Énergie Rentable

Bonus voiture électrique d’occasion : l’aide de 340 euros arrive le 1er septembre et risque de décevoir

Voiture électrique d’occasion stationnée devant un garage professionnel avec borne de recharge

Le retour d’une aide sur les voitures électriques d’occasion pouvait sembler être une bonne nouvelle nette pour les ménages. Dans les faits, l’annonce relayée le 13 août 2026 par Automobile Propre appelle une lecture beaucoup plus prudente. À partir du 1er septembre 2026, des primes issues du dispositif des certificats d’économies d’énergie, les CEE, doivent être proposées pour l’achat d’un véhicule électrique d’occasion. Mais pour un particulier, le montant de base annoncé tourne autour de 340 euros. C’est bien moins que l’ancien bonus écologique sur l’occasion, qui avait pu atteindre 1 000 euros avant sa disparition fin 2024.

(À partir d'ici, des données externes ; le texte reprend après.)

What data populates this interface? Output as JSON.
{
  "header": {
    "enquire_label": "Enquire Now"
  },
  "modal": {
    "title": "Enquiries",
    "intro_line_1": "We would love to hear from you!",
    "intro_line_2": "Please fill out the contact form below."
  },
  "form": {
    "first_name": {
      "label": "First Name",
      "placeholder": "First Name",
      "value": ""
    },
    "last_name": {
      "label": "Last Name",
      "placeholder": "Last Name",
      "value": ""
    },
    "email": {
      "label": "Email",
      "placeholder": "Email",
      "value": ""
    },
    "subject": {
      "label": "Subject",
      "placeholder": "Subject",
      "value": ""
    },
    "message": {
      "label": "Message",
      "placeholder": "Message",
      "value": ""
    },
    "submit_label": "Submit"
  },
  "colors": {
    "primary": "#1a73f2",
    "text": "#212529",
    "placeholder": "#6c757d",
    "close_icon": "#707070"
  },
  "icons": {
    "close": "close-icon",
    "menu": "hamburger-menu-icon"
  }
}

Le signal politique est donc double. D’un côté, le marché de l’occasion électrique n’est plus totalement oublié. De l’autre, l’aide générale prévue pour les ménages paraît trop faible pour changer à elle seule la décision d’achat. Sur un véhicule vendu 12 000, 15 000 ou 20 000 euros, 340 euros ne transforment pas le budget. Cela peut couvrir une partie des frais annexes ou d’une première recharge, mais pas réduire fortement la barrière d’entrée.

Les critères restent orientés vers un achat encadré et sécurisé

D’après les éléments publiés, les véhicules éligibles devront avoir été immatriculés pour la première fois entre le 1er janvier 2017 et le 31 décembre 2023. Ils devront aussi présenter une batterie avec au moins 80 % de capacité restante et être conservés pendant trois ans. Autre point important, l’achat devra passer par un professionnel. Pour un ménage, cela signifie que l’aide vise à soutenir une occasion relativement récente, encadrée et traçable, plutôt qu’un marché très large et très libre entre particuliers.

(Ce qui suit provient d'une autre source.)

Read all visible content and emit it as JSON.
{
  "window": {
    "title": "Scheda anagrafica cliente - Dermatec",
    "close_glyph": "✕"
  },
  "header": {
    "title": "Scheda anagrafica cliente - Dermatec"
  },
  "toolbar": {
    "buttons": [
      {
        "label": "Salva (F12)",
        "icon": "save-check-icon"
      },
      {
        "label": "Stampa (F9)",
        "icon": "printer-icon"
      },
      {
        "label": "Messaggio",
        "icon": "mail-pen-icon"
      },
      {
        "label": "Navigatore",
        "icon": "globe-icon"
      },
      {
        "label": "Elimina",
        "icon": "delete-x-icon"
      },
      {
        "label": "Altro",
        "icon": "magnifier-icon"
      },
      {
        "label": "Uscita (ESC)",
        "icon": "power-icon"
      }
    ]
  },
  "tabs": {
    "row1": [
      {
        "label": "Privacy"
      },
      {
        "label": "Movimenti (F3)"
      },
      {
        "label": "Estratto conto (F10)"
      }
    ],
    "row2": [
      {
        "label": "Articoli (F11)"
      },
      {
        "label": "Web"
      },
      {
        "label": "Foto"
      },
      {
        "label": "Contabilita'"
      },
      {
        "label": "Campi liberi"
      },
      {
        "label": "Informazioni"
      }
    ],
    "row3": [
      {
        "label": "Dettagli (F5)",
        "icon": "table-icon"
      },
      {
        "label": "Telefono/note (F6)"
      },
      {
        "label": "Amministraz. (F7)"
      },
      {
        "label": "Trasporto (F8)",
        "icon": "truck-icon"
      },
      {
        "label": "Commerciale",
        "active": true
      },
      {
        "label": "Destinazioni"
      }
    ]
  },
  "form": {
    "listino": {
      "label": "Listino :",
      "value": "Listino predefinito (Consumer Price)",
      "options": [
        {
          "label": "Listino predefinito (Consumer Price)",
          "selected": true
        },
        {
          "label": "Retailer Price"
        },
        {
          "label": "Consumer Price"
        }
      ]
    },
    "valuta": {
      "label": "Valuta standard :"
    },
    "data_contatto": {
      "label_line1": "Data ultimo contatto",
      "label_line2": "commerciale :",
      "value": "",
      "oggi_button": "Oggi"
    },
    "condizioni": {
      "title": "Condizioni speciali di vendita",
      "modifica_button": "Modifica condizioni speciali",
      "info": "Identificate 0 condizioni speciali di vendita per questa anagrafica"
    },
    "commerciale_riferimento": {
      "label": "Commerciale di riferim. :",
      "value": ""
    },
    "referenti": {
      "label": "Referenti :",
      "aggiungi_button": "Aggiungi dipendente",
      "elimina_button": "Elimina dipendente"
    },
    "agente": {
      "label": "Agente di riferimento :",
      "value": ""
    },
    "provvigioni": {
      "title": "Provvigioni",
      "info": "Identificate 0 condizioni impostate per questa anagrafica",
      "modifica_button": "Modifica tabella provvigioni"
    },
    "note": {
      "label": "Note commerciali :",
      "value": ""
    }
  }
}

Ce cadre peut avoir un avantage indirect. En imposant un état minimal de batterie et un achat via un vendeur professionnel, le dispositif réduit en partie le risque d’acheter un véhicule fatigué ou mal documenté. Mais cette sécurisation a aussi une contrepartie : elle ne compense pas suffisamment, à elle seule, la différence de prix entre plusieurs modèles, ni la question du coût d’usage global.

Les 340 euros comptent moins que la consommation, la recharge et l’état réel du véhicule

Pour un particulier, la question décisive reste donc ailleurs. Une aide de 340 euros peut être la bienvenue, mais elle pèse moins que la consommation réelle du véhicule, le prix de la recharge à domicile, l’autonomie utile, la capacité restante de la batterie et l’adéquation du modèle avec vos trajets. Sur plusieurs années, un mauvais choix de véhicule coûte beaucoup plus cher qu’une petite prime ne peut vous faire gagner.

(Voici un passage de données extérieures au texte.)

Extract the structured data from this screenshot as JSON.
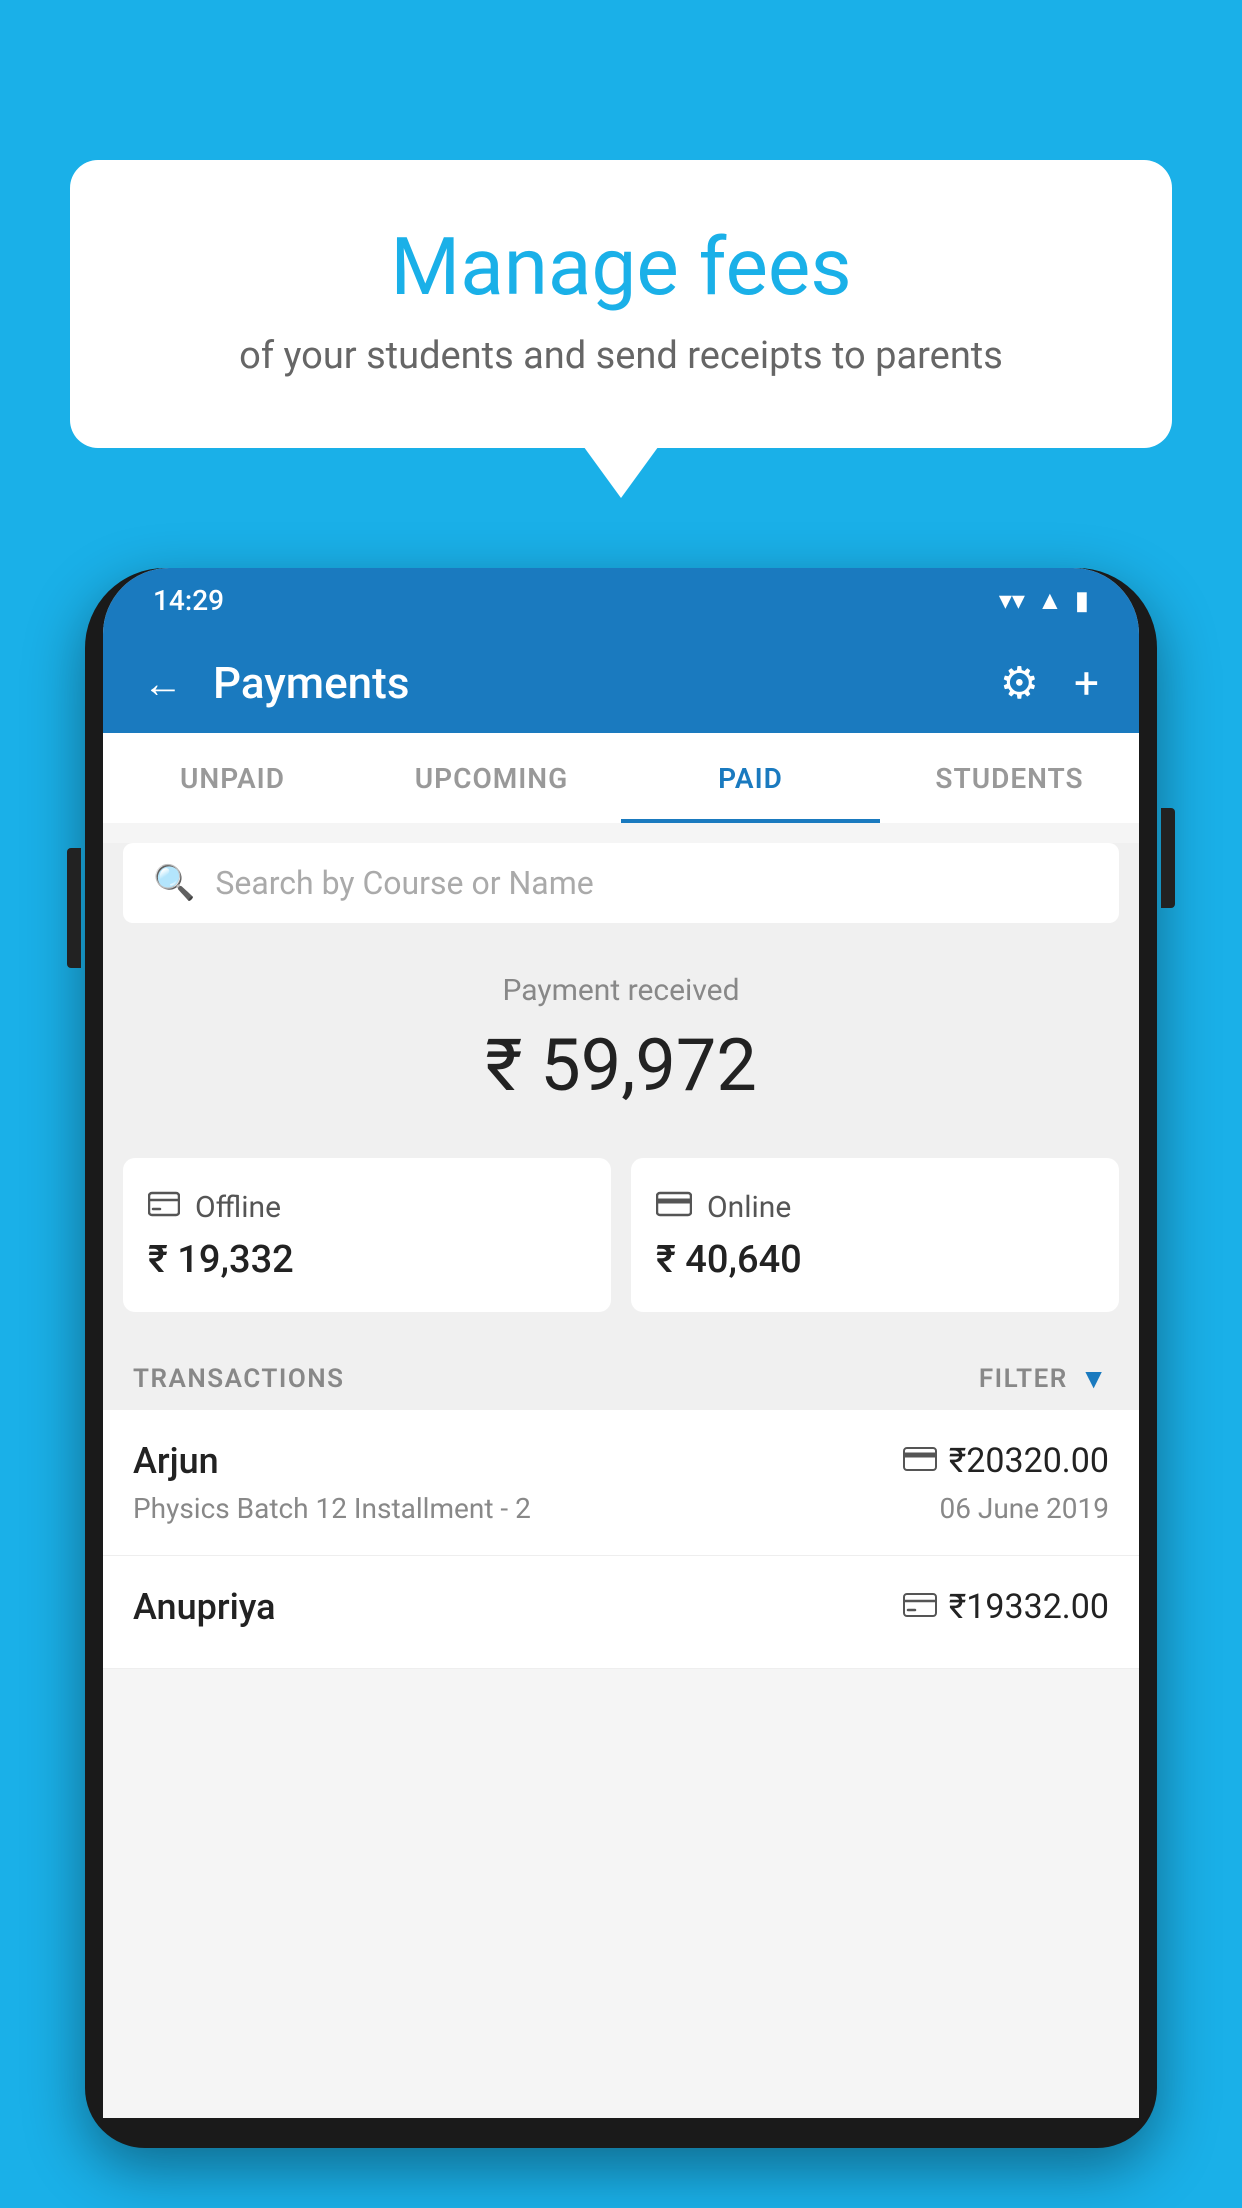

C’est encore plus vrai dans un marché où les prix d’occasion peuvent rester élevés sur certains modèles recherchés. Une compacte efficiente, simple à recharger chez vous et bien conservée peut s’avérer plus rentable qu’un véhicule affiché un peu moins cher mais plus énergivore ou moins pratique à l’usage. Avant de vous laisser guider par l’étiquette d’une aide nouvelle, il vaut mieux chiffrer votre usage réel. Le simulateur de recharge permet de vérifier les scénarios de recharge à domicile, tandis que la page coût d’usage d’une voiture électrique aide à replacer l’achat dans une logique de dépense totale.

Une mesure modeste pour les ménages, plus utile à certains professionnels

L’écart de traitement avec certains professionnels mérite aussi d’être noté. La source indique que des montants d’environ 2 000 à 2 400 euros seraient prévus pour les services autonomie à domicile et certains métiers de service à la personne, sous conditions supplémentaires. Cette différence se comprend du point de vue des politiques publiques, car ces acteurs roulent beaucoup et subissent fortement le coût des carburants. Mais elle souligne aussi le caractère modeste du soutien réservé au grand public.

L’annonce du 13 août 2026 ne doit donc pas être lue comme un grand retour du bonus pour l’électrique d’occasion. C’est plutôt un petit levier de réassurance, utile mais limité. Si vous envisagez une voiture électrique d’occasion à partir du 1er septembre, l’intérêt principal de la mesure sera de réduire légèrement la facture, pas de rendre un véhicule soudain abordable. Dans ce contexte, le bon achat restera celui qui tient d’abord sur son autonomie réelle, son état de batterie, votre solution de recharge et votre coût d’usage sur plusieurs années.